Günlük bastonların tarzları çeşitliydi ve nadir ve pahalı malzemeler, süs eşyaları ve karmaşık dekor, zenginliklerini etraflarındakilere sergilemelerine yardımcı oldu. Geleneksel akşam bastonları genellikle abanozdan yapılırdı ve daha dardı. Ve bazen gündüz olanlardan daha kısa. Uçları ve kalemleri gümüş kalemler veya altın şeritler süsledi.
19. yüzyılın başlarına kadar. profesyonel oymacılar ve zanaatkarlar bastonları yalnızca elle ürettiler, yani her biri aslında özeldi. Bununla birlikte, modaya uygun bastonların popülaritesi, seri üretim pazarını teşvik etti ve bu da daha sonra düşüşlerine yol açtı.

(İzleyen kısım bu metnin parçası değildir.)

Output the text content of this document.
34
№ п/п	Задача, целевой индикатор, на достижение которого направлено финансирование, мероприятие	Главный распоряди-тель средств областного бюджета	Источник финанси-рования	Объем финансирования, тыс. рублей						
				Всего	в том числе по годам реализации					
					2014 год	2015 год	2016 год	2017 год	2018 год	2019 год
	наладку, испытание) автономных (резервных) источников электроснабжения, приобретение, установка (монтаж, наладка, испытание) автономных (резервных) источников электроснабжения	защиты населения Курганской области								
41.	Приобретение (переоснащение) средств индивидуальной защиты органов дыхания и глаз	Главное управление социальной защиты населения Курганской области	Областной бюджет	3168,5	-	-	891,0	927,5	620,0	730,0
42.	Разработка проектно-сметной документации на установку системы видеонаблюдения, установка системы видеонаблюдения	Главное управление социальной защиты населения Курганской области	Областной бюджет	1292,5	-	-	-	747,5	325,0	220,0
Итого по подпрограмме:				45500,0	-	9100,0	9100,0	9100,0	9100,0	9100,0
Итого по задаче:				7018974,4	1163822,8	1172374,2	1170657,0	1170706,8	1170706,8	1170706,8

19. yüzyılın sonuna gelindiğinde, dünyanın her yerinden malzemeler satın alınabiliyor ve halkın talebini karşılamak için büyük miktarlarda aynı bastonlar üretiliyordu. Bastonlar daha az telaşlı hale geldi, modern modayı yansıttı ve kavisli saplı ahşap bir baston standart hale geldi.
Yüzyılın başında, bastonların modası geçmeye başladı. Ve yirminci yüzyılın başında, yerini giderek daha uzun saplı daha pratik şemsiyeler aldı.
Otomobillerin ve toplu taşımanın ortaya çıkışı, evrak çantası ve ataşenin popülaritesi, bastonu fiziksel bir destek aracı olarak daha az kullanışlı hale getirdi. Bu nedenle, kaçınılmaz olarak, baston aristokrasi, güç ve otorite ile geleneksel ilişkisini kaybetti. Bunun yerine yaşlıların ve sakatların sembolü oldu.
Bu ilişki iki savaş arası dönemde daha da yoğunlaştı. Avrupa sokaklarında, yalnızca tıbbi bir cihaz haline gelen ortopedik bir bastona ihtiyaç duyan birçok sakat ortaya çıktı.